James McVay, 43, pleaded guilty but mentally ill to murder for the 2011 stabbing of 75-year-old Maybelle Schein. McVay said he killed Schein and stole her car as part of his plot to drive to Washington and kill the president.
Jurors are deciding whether McVay should die by lethal injection or face life in prison without parole.
Richard Dieter, executive director of the Death Penalty Information Center, said the death penalty is traditionally reserved for the worst of the worst, and it’s rare for a state to seek the punishment of death after finding someone guilty but mentally ill.
“I just don’t know of any cases in which you have (such) a verdict, and then the state still seeks the death penalty,” he said.
For a jury to consider giving McVay a death sentence, prosecutors must prove one of two aggravating circumstances. One would be that the offense was outrageously or wantonly vile, horrible, or inhuman in that it involved torture, depravity of mind, or an aggravated battery to the victim.
Prosecutor Aaron McGowan said McVay stabbed Schein nine times, with the final blow cutting her vocal cords and carotid artery, causing her to bleed to death within 16 seconds.
“She cried for help, yelled for help,” McGowan told jurors.
Amber Eggert, McVay’s public defender, said McVay wasn’t looking to make Schein suffer.
“It wasn’t something he was trying to draw out,” Eggert said.
For the other aggravating circumstance, the defendant must have committed the offense for his or her own benefit or the benefit of another, for the purpose of receiving money or any other thing of monetary value.

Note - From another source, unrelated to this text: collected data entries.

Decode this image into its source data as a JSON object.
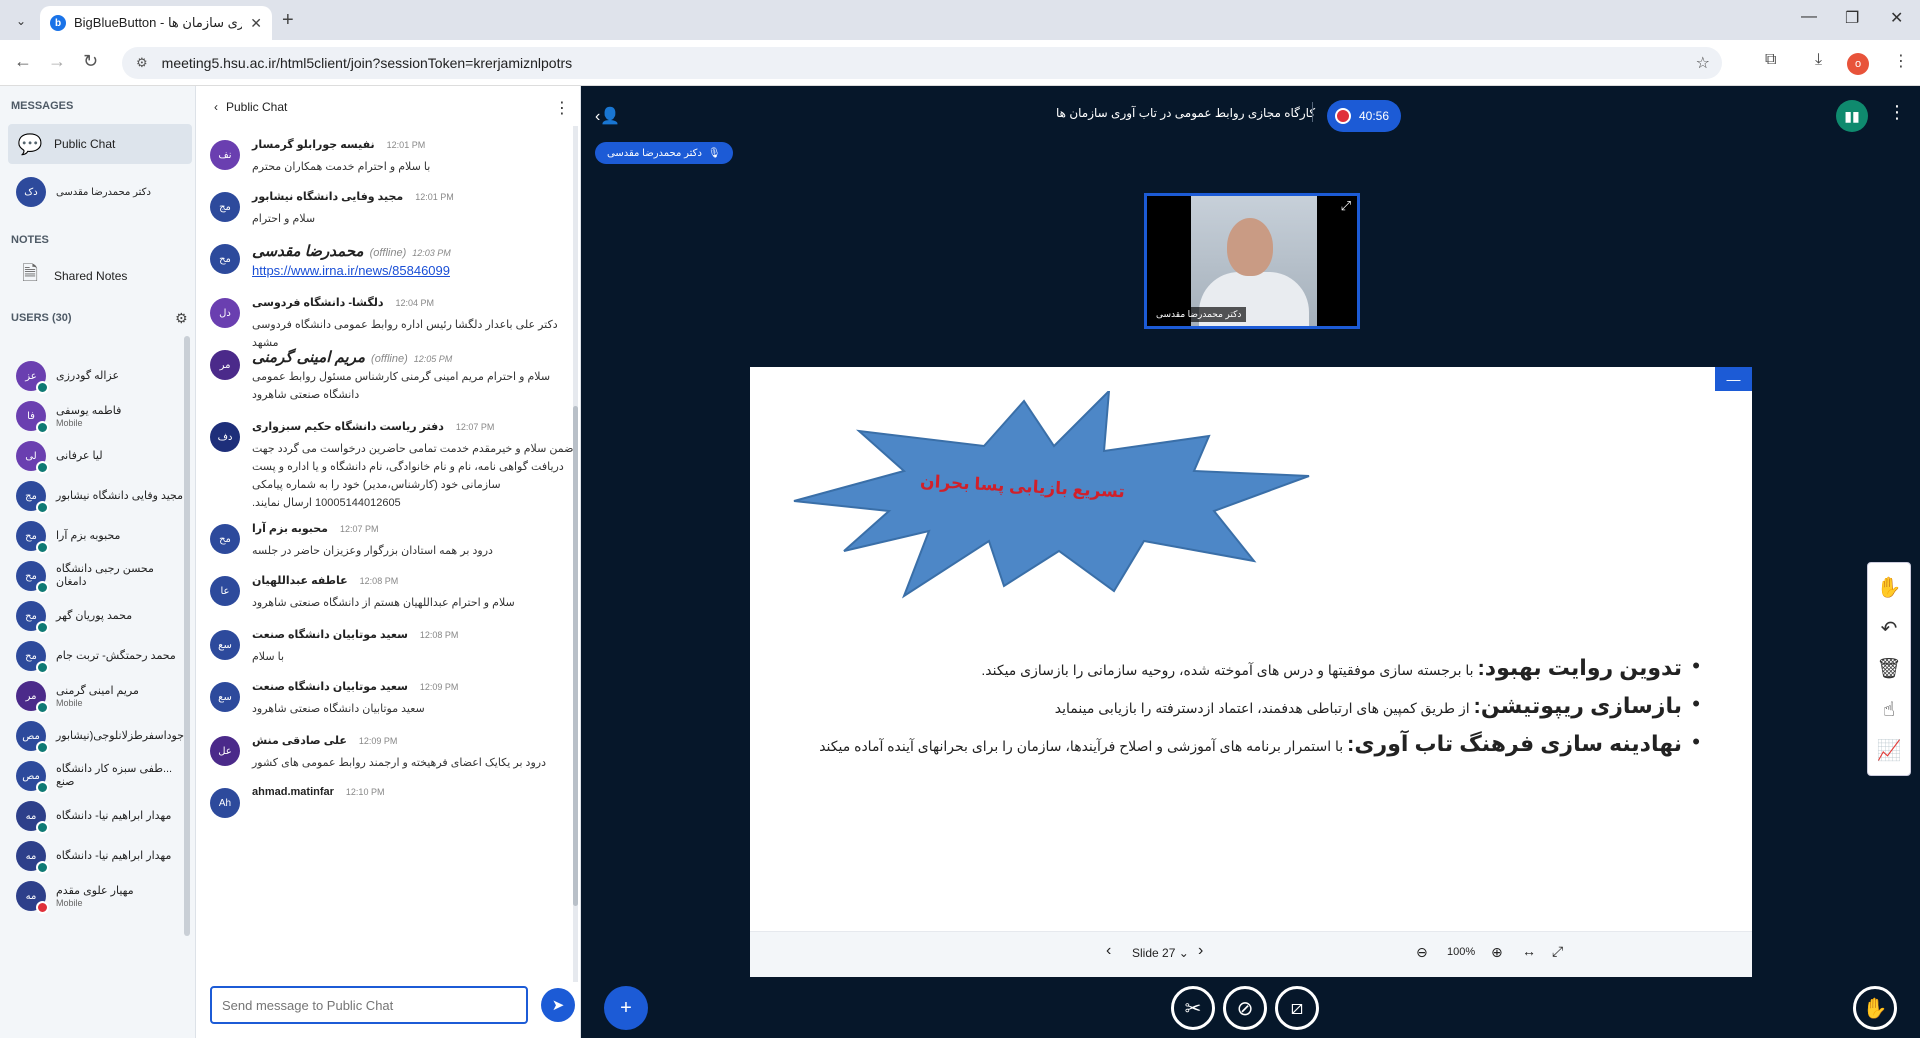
{
  "browser": {
    "tab_title": "BigBlueButton - آوری سازمان ها",
    "favicon": "b",
    "url": "meeting5.hsu.ac.ir/html5client/join?sessionToken=krerjamiznlpotrs",
    "profile_initial": "o"
  },
  "sidebar": {
    "messages_heading": "MESSAGES",
    "public_chat": "Public Chat",
    "private_chat_name": "دکتر محمدرضا مقدسی",
    "private_chat_initials": "دک",
    "notes_heading": "NOTES",
    "shared_notes": "Shared Notes",
    "users_heading": "USERS (30)",
    "users": [
      {
        "name": "عزاله گودرزی",
        "initials": "عز",
        "color": "#6a3fb0",
        "status": "teal",
        "sub": ""
      },
      {
        "name": "فاطمه یوسفی",
        "initials": "فا",
        "color": "#6a3fb0",
        "status": "teal",
        "sub": "Mobile"
      },
      {
        "name": "لیا عرفانی",
        "initials": "لی",
        "color": "#6a3fb0",
        "status": "teal",
        "sub": ""
      },
      {
        "name": "مجید وفایی دانشگاه نیشابور",
        "initials": "مج",
        "color": "#2d4a9c",
        "status": "teal",
        "sub": ""
      },
      {
        "name": "محبوبه بزم آرا",
        "initials": "مح",
        "color": "#2d4a9c",
        "status": "teal",
        "sub": ""
      },
      {
        "name": "محسن رجبی دانشگاه دامغان",
        "initials": "مح",
        "color": "#2d4a9c",
        "status": "teal",
        "sub": ""
      },
      {
        "name": "محمد پوریان گهر",
        "initials": "مح",
        "color": "#2d4a9c",
        "status": "teal",
        "sub": ""
      },
      {
        "name": "محمد رحمتگش- تربت جام",
        "initials": "مح",
        "color": "#2d4a9c",
        "status": "teal",
        "sub": ""
      },
      {
        "name": "مریم امینی گرمنی",
        "initials": "مر",
        "color": "#4b2a8a",
        "status": "teal",
        "sub": "Mobile"
      },
      {
        "name": "...جوداسفرطزلانلوجی(نیشابور",
        "initials": "مص",
        "color": "#2d4a9c",
        "status": "teal",
        "sub": ""
      },
      {
        "name": "...طفی سبزه کار دانشگاه صنع",
        "initials": "مص",
        "color": "#2d4a9c",
        "status": "teal",
        "sub": ""
      },
      {
        "name": "مهدار ابراهیم نیا- دانشگاه",
        "initials": "مه",
        "color": "#2d3f8a",
        "status": "teal",
        "sub": ""
      },
      {
        "name": "مهدار ابراهیم نیا- دانشگاه",
        "initials": "مه",
        "color": "#2d3f8a",
        "status": "teal",
        "sub": ""
      },
      {
        "name": "مهیار علوی مقدم",
        "initials": "مه",
        "color": "#2d3f8a",
        "status": "red",
        "sub": "Mobile"
      }
    ]
  },
  "chat": {
    "title": "Public Chat",
    "input_placeholder": "Send message to Public Chat",
    "messages": [
      {
        "name": "نفیسه جورابلو گرمسار",
        "time": "12:01 PM",
        "initials": "نف",
        "color": "#6a3fb0",
        "offline": "",
        "text": "با سلام و احترام خدمت همکاران محترم",
        "big": false,
        "link": false
      },
      {
        "name": "مجید وفایی دانشگاه نیشابور",
        "time": "12:01 PM",
        "initials": "مج",
        "color": "#2d4a9c",
        "offline": "",
        "text": "سلام و احترام",
        "big": false,
        "link": false
      },
      {
        "name": "محمدرضا مقدسی",
        "time": "12:03 PM",
        "initials": "مح",
        "color": "#2d4a9c",
        "offline": "(offline)",
        "text": "https://www.irna.ir/news/85846099",
        "big": true,
        "link": true
      },
      {
        "name": "دلگشا- دانشگاه فردوسی",
        "time": "12:04 PM",
        "initials": "دل",
        "color": "#6a3fb0",
        "offline": "",
        "text": "دکتر علی باعدار دلگشا رئیس اداره روابط عمومی دانشگاه فردوسی مشهد",
        "big": false,
        "link": false
      },
      {
        "name": "مریم امینی گرمنی",
        "time": "12:05 PM",
        "initials": "مر",
        "color": "#4b2a8a",
        "offline": "(offline)",
        "text": "سلام و احترام مریم امینی گرمنی کارشناس مسئول روابط عمومی دانشگاه صنعتی شاهرود",
        "big": true,
        "link": false
      },
      {
        "name": "دفتر ریاست دانشگاه حکیم سبزواری",
        "time": "12:07 PM",
        "initials": "دف",
        "color": "#1e2f7a",
        "offline": "",
        "text": "ضمن سلام و خیرمقدم خدمت تمامی حاضرین درخواست می گردد جهت دریافت گواهی نامه، نام و نام خانوادگی، نام دانشگاه و یا اداره و پست سازمانی خود (کارشناس،مدیر) خود را به شماره پیامکی 10005144012605 ارسال نمایند.",
        "big": false,
        "link": false
      },
      {
        "name": "محبوبه بزم آرا",
        "time": "12:07 PM",
        "initials": "مح",
        "color": "#2d4a9c",
        "offline": "",
        "text": "درود بر همه استادان بزرگوار وعزیزان حاضر در جلسه",
        "big": false,
        "link": false
      },
      {
        "name": "عاطفه عبداللهیان",
        "time": "12:08 PM",
        "initials": "عا",
        "color": "#2d4a9c",
        "offline": "",
        "text": "سلام و احترام عبداللهیان هستم از دانشگاه صنعتی شاهرود",
        "big": false,
        "link": false
      },
      {
        "name": "سعید موتابیان دانشگاه صنعت",
        "time": "12:08 PM",
        "initials": "سع",
        "color": "#2d4a9c",
        "offline": "",
        "text": "با سلام",
        "big": false,
        "link": false
      },
      {
        "name": "سعید موتابیان دانشگاه صنعت",
        "time": "12:09 PM",
        "initials": "سع",
        "color": "#2d4a9c",
        "offline": "",
        "text": "سعید موتابیان دانشگاه صنعتی شاهرود",
        "big": false,
        "link": false
      },
      {
        "name": "علی صادقی منش",
        "time": "12:09 PM",
        "initials": "عل",
        "color": "#4b2a8a",
        "offline": "",
        "text": "درود بر یکایک اعضای فرهیخته و ارجمند روابط عمومی های کشور",
        "big": false,
        "link": false
      },
      {
        "name": "ahmad.matinfar",
        "time": "12:10 PM",
        "initials": "Ah",
        "color": "#2d4a9c",
        "offline": "",
        "text": "",
        "big": false,
        "link": false
      }
    ]
  },
  "main": {
    "meeting_title": "کارگاه مجازی روابط عمومی در تاب آوری سازمان ها",
    "timer": "40:56",
    "talker": "دکتر محمدرضا مقدسی",
    "video_label": "دکتر محمدرضا مقدسی",
    "slide": {
      "burst_text": "تسریع بازیابی پسا بحران",
      "bullets": [
        {
          "title": "تدوین روایت بهبود:",
          "text": " با برجسته سازی موفقیتها و درس های آموخته شده، روحیه سازمانی را بازسازی میکند."
        },
        {
          "title": "بازسازی ریپوتیشن:",
          "text": " از طریق کمپین های ارتباطی هدفمند، اعتماد ازدسترفته را بازیابی مینماید"
        },
        {
          "title": "نهادینه سازی فرهنگ تاب آوری:",
          "text": "  با استمرار برنامه های آموزشی و اصلاح فرآیندها، سازمان را برای بحرانهای آینده آماده میکند"
        }
      ]
    },
    "slide_label": "Slide 27",
    "zoom": "100%"
  },
  "colors": {
    "accent": "#1c5bd6",
    "main_bg": "#06172a"
  }
}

McGowan said McVay killed Schein to steal her car.
“That was why he was in the house in the first place,” McGowan said during his opening statement.

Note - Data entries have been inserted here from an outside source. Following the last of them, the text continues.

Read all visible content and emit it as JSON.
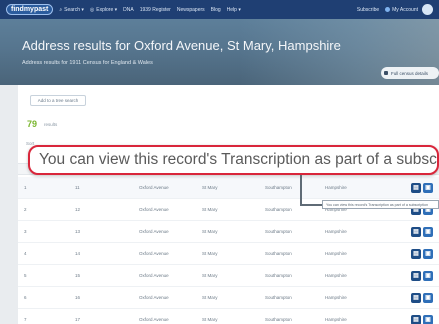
{
  "nav": {
    "logo": "findmypast",
    "items": [
      {
        "label": "Search ▾",
        "icon": "search-icon"
      },
      {
        "label": "Explore ▾",
        "icon": "explore-icon"
      },
      {
        "label": "DNA"
      },
      {
        "label": "1939 Register"
      },
      {
        "label": "Newspapers"
      },
      {
        "label": "Blog"
      },
      {
        "label": "Help ▾"
      }
    ],
    "subscribe_label": "Subscribe",
    "account_label": "My Account"
  },
  "header": {
    "title": "Address results for Oxford Avenue, St Mary, Hampshire",
    "subtitle": "Address results for 1911 Census for England & Wales",
    "button_label": "Full census details"
  },
  "results": {
    "add_button": "Add to a tree search",
    "count": "79",
    "count_label": "results",
    "sort_label": "Sort"
  },
  "table": {
    "rows": [
      {
        "schedule": "1",
        "num": "11",
        "street": "Oxford Avenue",
        "parish": "St Mary",
        "district": "Southampton",
        "county": "Hampshire"
      },
      {
        "schedule": "2",
        "num": "12",
        "street": "Oxford Avenue",
        "parish": "St Mary",
        "district": "Southampton",
        "county": "Hampshire"
      },
      {
        "schedule": "3",
        "num": "13",
        "street": "Oxford Avenue",
        "parish": "St Mary",
        "district": "Southampton",
        "county": "Hampshire"
      },
      {
        "schedule": "4",
        "num": "14",
        "street": "Oxford Avenue",
        "parish": "St Mary",
        "district": "Southampton",
        "county": "Hampshire"
      },
      {
        "schedule": "5",
        "num": "15",
        "street": "Oxford Avenue",
        "parish": "St Mary",
        "district": "Southampton",
        "county": "Hampshire"
      },
      {
        "schedule": "6",
        "num": "16",
        "street": "Oxford Avenue",
        "parish": "St Mary",
        "district": "Southampton",
        "county": "Hampshire"
      },
      {
        "schedule": "7",
        "num": "17",
        "street": "Oxford Avenue",
        "parish": "St Mary",
        "district": "Southampton",
        "county": "Hampshire"
      }
    ]
  },
  "callout": {
    "text": "You can view this record's Transcription as part of a subscription",
    "tooltip": "You can view this record's Transcription as part of a subscription"
  },
  "colors": {
    "nav_bg": "#1f3f73",
    "accent_green": "#7ab52e",
    "callout_border": "#d9263b",
    "action_blue": "#1e4d86"
  }
}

Authorities say McVay had just walked away from a minimum-security unit in Sioux Falls on a grand theft sentence and had been mixing cough syrup and alcohol on July 2, 2011, when he climbed under Schein’s slightly open garage door, entered her house, killed her and drove off in her car.
Eggert said McVay has suffered from mental illness as well as alcohol and drug issues for much of his life, and the night before the killing he mixed alcohol with a DXM-based cough syrup, which causes hallucinations. He awoke briefly at 3 a.m. to find spiritual entities surrounding him and awoke again hours later to find them still there, telling him to follow through on his plan, she told jurors.
“That was the sign he was going to get the transportation and the final stuff he needed before going to Washington, D.C.,” Eggert said.
After Schein’s car was reported stolen, police used the tracking service in the vehicle to locate McVay on Interstate 90 near Madison, Wis., later that day and he was arrested after a brief chase.
Madison Police Officer Kipp Hartman had been trying to get the suspect to reveal his name when McVay began saying that he “killed a little old lady” in South Dakota and stole her car to get to Washington, D.C., to kill the president, the officer testified.
Dieter said the guilty but mentally ill verdict gained popularity in a dozen states as part of the public outcry over John Hinkley being found not guilty by reason of insanity in 1982 in the attempted assassination of President Ronald Reagan.
A defendant’s mental illness should be a mitigating factor in sentencing, he said, “something that can lessen the degree of culpability.”